Actually we knew all about this - it's not like this move was unanticipated, by us or Microsoft - and the reason we never said much about it is that just as with SSDs, pretty much nothing stops working and there's nothing anyone actually really needs to do.
Support for this was put in place with Vista; it's that OS which broke with the long-established convention in PC operating systems that filesystem partitions should be cylinder-aligned, and by default uses partition table layouts where partitions are aligned on 1Mb boundaries. The system wasn't aware of the sector size of the drives in question, Microsoft just unilaterally changed the rules for partition layout, and much of the work done in Ghost itself for GSS 2.0 involved honouring that layout set by the OS in the source image (that and finding and removing all the places where over the years, cylinder-alignment was an unwritten assumption in the code so that things broke when processing non-cylinder-aligned data).
Microsoft made this change precisely to anticipate the move to drives that are natively 4k-sector, and so from an engineering perspective once we'd adapted to it we were confident that we'd done everything necessary, and that once vendors actually produced these drives we were confident that was the case.

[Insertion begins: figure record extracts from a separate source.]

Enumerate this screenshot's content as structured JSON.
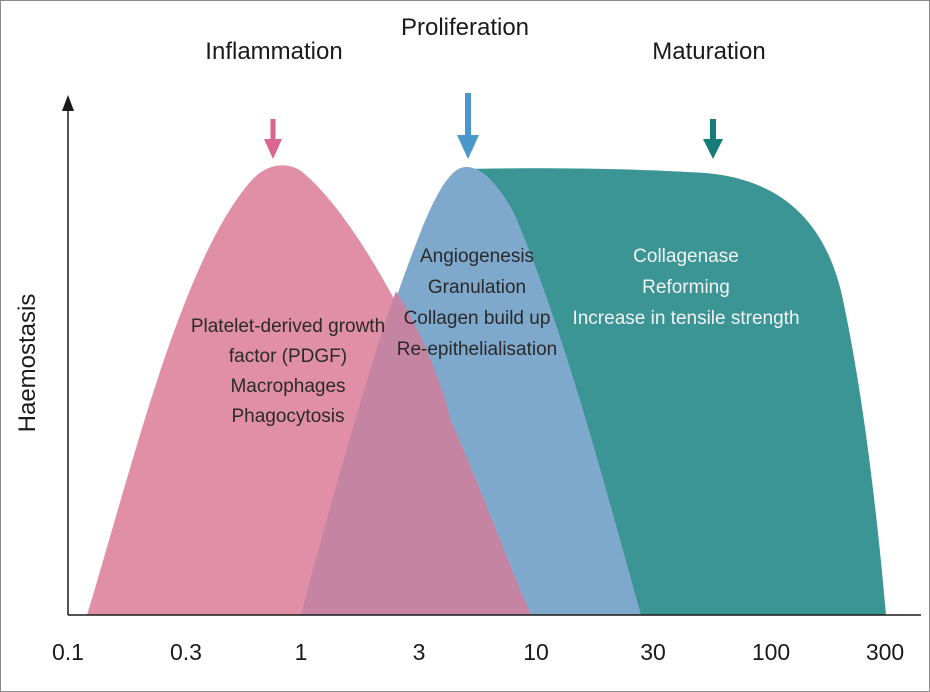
{
  "diagram": {
    "y_axis_label": "Haemostasis",
    "x_axis": {
      "scale": "log",
      "ticks": [
        "0.1",
        "0.3",
        "1",
        "3",
        "10",
        "30",
        "100",
        "300"
      ]
    },
    "phases": [
      {
        "title": "Inflammation",
        "color": "#E08FA7",
        "arrow_color": "#D9678D",
        "lines": [
          "Platelet-derived growth",
          "factor (PDGF)",
          "Macrophages",
          "Phagocytosis"
        ]
      },
      {
        "title": "Proliferation",
        "color": "#7EA8CC",
        "arrow_color": "#4A97C9",
        "lines": [
          "Angiogenesis",
          "Granulation",
          "Collagen build up",
          "Re-epithelialisation"
        ]
      },
      {
        "title": "Maturation",
        "color": "#3A9594",
        "arrow_color": "#167C78",
        "lines": [
          "Collagenase",
          "Reforming",
          "Increase in tensile strength"
        ]
      }
    ]
  }
}
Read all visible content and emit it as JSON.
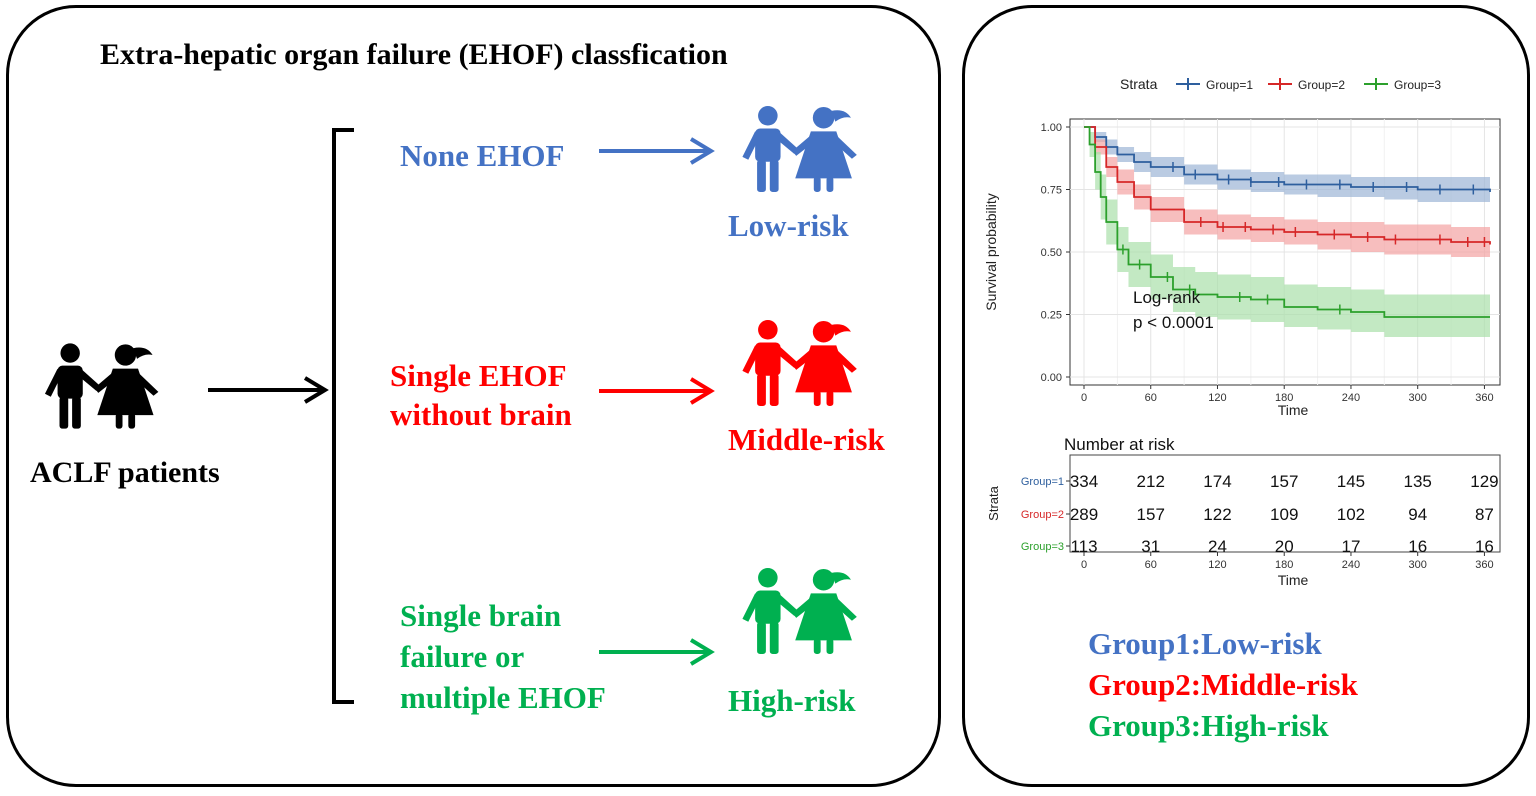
{
  "diagram": {
    "title": "Extra-hepatic organ failure (EHOF) classfication",
    "patients_label": "ACLF patients",
    "branches": [
      {
        "line1": "None EHOF",
        "line2": "",
        "line3": "",
        "risk": "Low-risk",
        "color": "#4472C4"
      },
      {
        "line1": "Single EHOF",
        "line2": "without brain",
        "line3": "",
        "risk": "Middle-risk",
        "color": "#FF0000"
      },
      {
        "line1": "Single brain",
        "line2": "failure or",
        "line3": "multiple EHOF",
        "risk": "High-risk",
        "color": "#00B050"
      }
    ]
  },
  "chart_data": {
    "type": "line",
    "subtype": "kaplan-meier",
    "legend_title": "Strata",
    "legend_position": "top",
    "xlabel": "Time",
    "ylabel": "Survival probability",
    "xlim": [
      0,
      365
    ],
    "ylim": [
      0,
      1
    ],
    "x_ticks": [
      0,
      60,
      120,
      180,
      240,
      300,
      360
    ],
    "y_ticks": [
      0.0,
      0.25,
      0.5,
      0.75,
      1.0
    ],
    "y_tick_labels": [
      "0.00",
      "0.25",
      "0.50",
      "0.75",
      "1.00"
    ],
    "grid": true,
    "annotation_line1": "Log-rank",
    "annotation_line2": "p < 0.0001",
    "series": [
      {
        "name": "Group=1",
        "color": "#2E5F9E",
        "band": "#9DB5D6",
        "x": [
          0,
          10,
          20,
          30,
          45,
          60,
          90,
          120,
          150,
          180,
          210,
          240,
          270,
          300,
          330,
          365
        ],
        "y": [
          1.0,
          0.96,
          0.92,
          0.89,
          0.86,
          0.84,
          0.81,
          0.79,
          0.78,
          0.77,
          0.77,
          0.76,
          0.76,
          0.75,
          0.75,
          0.74
        ],
        "lower": [
          1.0,
          0.94,
          0.89,
          0.86,
          0.82,
          0.8,
          0.77,
          0.75,
          0.74,
          0.73,
          0.72,
          0.72,
          0.71,
          0.7,
          0.7,
          0.69
        ],
        "upper": [
          1.0,
          0.98,
          0.95,
          0.92,
          0.9,
          0.88,
          0.85,
          0.83,
          0.82,
          0.81,
          0.81,
          0.8,
          0.8,
          0.8,
          0.8,
          0.79
        ],
        "censor_x": [
          80,
          100,
          130,
          150,
          175,
          200,
          230,
          260,
          290,
          320,
          350
        ]
      },
      {
        "name": "Group=2",
        "color": "#D62728",
        "band": "#F4A3A3",
        "x": [
          0,
          10,
          20,
          30,
          45,
          60,
          90,
          120,
          150,
          180,
          210,
          240,
          270,
          300,
          330,
          365
        ],
        "y": [
          1.0,
          0.92,
          0.84,
          0.78,
          0.72,
          0.67,
          0.62,
          0.6,
          0.59,
          0.58,
          0.57,
          0.56,
          0.55,
          0.55,
          0.54,
          0.53
        ],
        "lower": [
          1.0,
          0.89,
          0.8,
          0.73,
          0.67,
          0.62,
          0.57,
          0.55,
          0.54,
          0.53,
          0.51,
          0.5,
          0.49,
          0.49,
          0.48,
          0.47
        ],
        "upper": [
          1.0,
          0.95,
          0.88,
          0.83,
          0.77,
          0.72,
          0.67,
          0.65,
          0.64,
          0.63,
          0.62,
          0.62,
          0.61,
          0.61,
          0.6,
          0.59
        ],
        "censor_x": [
          105,
          125,
          145,
          170,
          190,
          225,
          255,
          280,
          320,
          345,
          360
        ]
      },
      {
        "name": "Group=3",
        "color": "#2CA02C",
        "band": "#A9E0A9",
        "x": [
          0,
          5,
          10,
          15,
          20,
          30,
          40,
          60,
          80,
          100,
          120,
          150,
          180,
          210,
          240,
          270,
          365
        ],
        "y": [
          1.0,
          0.93,
          0.82,
          0.72,
          0.62,
          0.51,
          0.45,
          0.4,
          0.35,
          0.33,
          0.32,
          0.31,
          0.28,
          0.27,
          0.26,
          0.24,
          0.24
        ],
        "lower": [
          1.0,
          0.88,
          0.75,
          0.63,
          0.53,
          0.42,
          0.36,
          0.31,
          0.26,
          0.24,
          0.23,
          0.22,
          0.2,
          0.19,
          0.18,
          0.16,
          0.16
        ],
        "upper": [
          1.0,
          0.98,
          0.9,
          0.81,
          0.71,
          0.6,
          0.54,
          0.49,
          0.44,
          0.42,
          0.41,
          0.4,
          0.37,
          0.36,
          0.35,
          0.33,
          0.33
        ],
        "censor_x": [
          35,
          50,
          75,
          95,
          140,
          165,
          230
        ]
      }
    ],
    "risk_table": {
      "title": "Number at risk",
      "ylabel": "Strata",
      "xlabel": "Time",
      "times": [
        0,
        60,
        120,
        180,
        240,
        300,
        360
      ],
      "rows": [
        {
          "name": "Group=1",
          "color": "#2E5F9E",
          "values": [
            334,
            212,
            174,
            157,
            145,
            135,
            129
          ]
        },
        {
          "name": "Group=2",
          "color": "#D62728",
          "values": [
            289,
            157,
            122,
            109,
            102,
            94,
            87
          ]
        },
        {
          "name": "Group=3",
          "color": "#2CA02C",
          "values": [
            113,
            31,
            24,
            20,
            17,
            16,
            16
          ]
        }
      ]
    }
  },
  "group_legend": [
    {
      "label": "Group1:Low-risk",
      "color": "#4472C4"
    },
    {
      "label": "Group2:Middle-risk",
      "color": "#FF0000"
    },
    {
      "label": "Group3:High-risk",
      "color": "#00B050"
    }
  ]
}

During 2010 my colleage Robert Chester worked with 4k-sectors drives supplied to us as engineering samples from drive manufacturers (and with other drives to validate >2Tb capacities, incidentally) to validate Ghost's handling, and things worked precisely as we had expected.
That alignment switch actually comes from the Vista work done in Ghost Solution Suite 2.0 and really it's there to override Ghost's natural behaviour if for some reason it was to make a mistake in detecting the particular partition alignment factor used in the source image (and lots of the Ghost switches are like that, they exist not to be be used routinely but rather as "in case our logic for detecting this behaviour for you turns out to be insufficient").
The big thing is that 4k drives still work just fine in old systems; in fact, hard drive throughput improves generally so fast over the years that in most cases if you were replace a failed drive in an XP system with a 4k one and do absolutely nothing (leaving it misaligned) it'll not only work fine it'll almost certainly still be faster than the drive it replaced.
Basically, these have actually already been in the market quite a decent while; Western Digital in particular were manufacturing 4k-sector drives for over a year and Toshiba were also doing so. If you're using Vista or Win7 there's almost certainly no need for any Ghost user to do anything, and you're still primarily using Windows XP then it's entirely up to you whether to bother or not.